Author Ted Reinstein Highlights New England’s General Stores
Nov 29, 2019 06:00AM
● By Pamela Johnson
Library staff had to round up extra chairs for the crowd at Ted Reinstein's "General Stores of N.E." talk
story & photo by Jennifer Russo, Contributing Writer
The Community Room at the Bellingham Library was full of chatty locals ready to hear about the importance of a once-common institution. As more people filtered in to this popular event, library staff needed to pull more chairs out of the back closet to accommodate them. The discussion was sponsored by the Go Local grant as part of Bellingham’s 300th Anniversary celebration.
Ted Reinstein is an author, playwright and award-winning Chronicle reporter who is strongly passionate about this little corner of the country called New England. This was his first time speaking in Bellingham, and he credited his wife and co-author Anne-Marie for helping him to make New England’s General Stores: Exploring an American Classic a reality. The book is an in-depth look at the quintessential general store and how it fosters a sense of community among the people in the towns where it exists.
Captivated by the energy with which he spoke, there wasn’t one person who didn’t listen intently to his marvelous stories of the history of some of these stores. He declared that the fact that the General Store Museum actually resides in California “just isn’t right.” He even used the very New England accents of the subjects he was speaking about, including that of presidential candidate and Vermont Senator Bernie Sanders. His engaging and comical style had attendees laughing and nodding their heads in understanding.
To drive home his point about the importance of community, he asked people in the room to raise their hand if they knew at least one other person there, and, as expected, most people raised their hands. He spoke about two iconic New England Institutions—the general store and the diner, noting that the journey of the diner was a “ray of hope” for the general store. When fast-food establishments started taking over the country, it was assumed that the local eatery would suffer greatly, and for a time, it did. But when people realized that there was something missing from the experience—running into someone you knew for a quick hello or conversation—it saved the idea of going where there was that sense of community.
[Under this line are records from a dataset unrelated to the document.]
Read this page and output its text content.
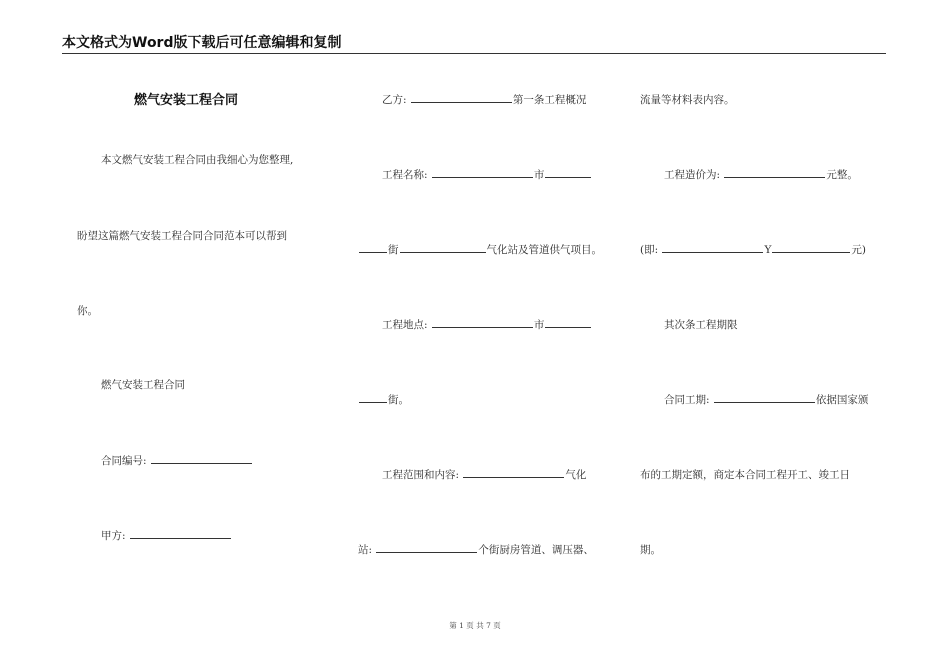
本文格式为Word版下载后可任意编辑和复制
燃气安装工程合同
本文燃气安装工程合同由我细心为您整理,
盼望这篇燃气安装工程合同合同范本可以帮到
你。
燃气安装工程合同
合同编号:
甲方:
乙方:	第一条工程概况
工程名称:	市
街	气化站及管道供气项目。
工程地点:	市
街。
工程范围和内容:	气化
站:	个街厨房管道、调压器、
流量等材料表内容。
工程造价为:	元整。
(即:	Y	元)
其次条工程期限
合同工期:	依据国家颁
布的工期定额，商定本合同工程开工、竣工日
期。
第 1 页 共 7 页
Reinstein noted that though some people may blame large stores like Walmart® and Target® for the decrease of business in general stores, the stores had begun to slide before those “big box” stores ever existed. Why? As Ted noted, once cars allowed for people to live and work wherever they wanted, people began moving out to suburbs, with a utopian idea that this was a better lifestyle.
Ray Oldenburg, a retired sociologist, studied this extensively and found that community in this environment was an illusion. There was no longer that close-knit connection where people would take responsibility for one another. People began moving back to smaller towns to get this back, or creating community establishments where they could gather, places which Oldenburg coined the “Third Place.” He discovered that people spend the majority of their time in one of three places —home, work and places where they can feel a familiarity of interacting with other people they know. It gives us validation.
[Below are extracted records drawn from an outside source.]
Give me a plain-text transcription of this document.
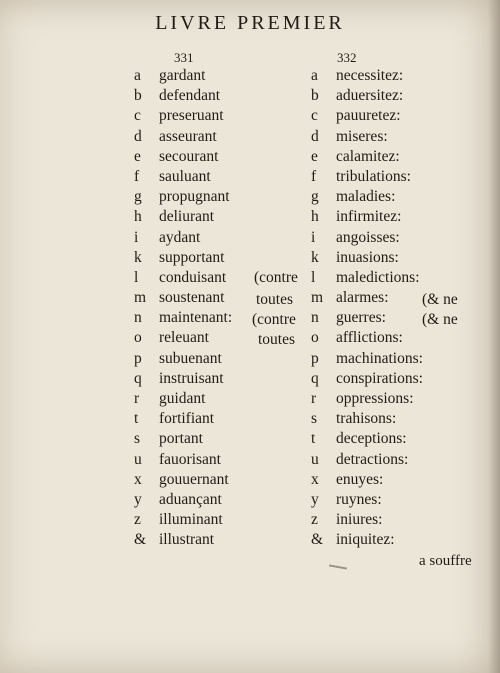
LIVRE PREMIER
331	332
a gardant
b defendant
c preseruant
d asseurant
e secourant
f sauluant
g propugnant
h deliurant
i aydant
k supportant
l conduisant
m soustenant
n maintenant:
o releuant
p subuenant
q instruisant
r guidant
t fortifiant
s portant
u fauorisant
x gouuernant
y aduançant
z illuminant
& illustrant
a necessitez:
b aduersitez:
c pauuretez:
d miseres:
e calamitez:
f tribulations:
g maladies:
h infirmitez:
i angoisses:
k inuasions:
l maledictions:
m alarmes:
n guerres:
o afflictions:
p machinations:
q conspirations:
r oppressions:
s trahisons:
t deceptions:
u detractions:
x enuyes:
y ruynes:
z iniures:
& iniquitez:
(contre
toutes
(contre
toutes
(& ne
(& ne
a souffre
Ted gave people a brief history of how the baby boomer generation bought many general stores at the critical point when they were beginning to disappear. Unfortunately, as they began to age and could no longer run the businesses, many stores failed.
He then shared inspiring stories of how communities came together to make sure their beloved general stores did not close their doors. One community in Acworth, NH, pooled their money to buy the store, and it’s now community operated. Another store in Shrewsbury, VT, owned by Marjorie Pierce, did close. But the community came together to reopen and run it. When Hurricane Irene came through and destroyed many other area businesses, the general store operated on a generator, and the community gathered there for hot coffee and the ability to reach loved ones to let them know they were safe. Some stores never needed to be saved because they were so engrained in the community, such as the Warren General Store in Warren, VT, and Dan & Whits in Norwich, VT.
Closer to home, the Marshfield General Store closed its doors and went up for sale in 2008. A condo developer had planned to tear down the historical structure and build on the land, but actor Steve Carell and his wife, who are from Massachusetts originally, had strong memories of the store and decided to purchase and run it themselves. The store has been enormously successful and even has a post office.
Reinstein advocated for being mindful of the places where we come together as a community and ensuring that those businesses are supported. Establishments like general stores, local eateries, public libraries, senior centers, etc. cannot exist without our help and we would sorely miss them if they were to disappear.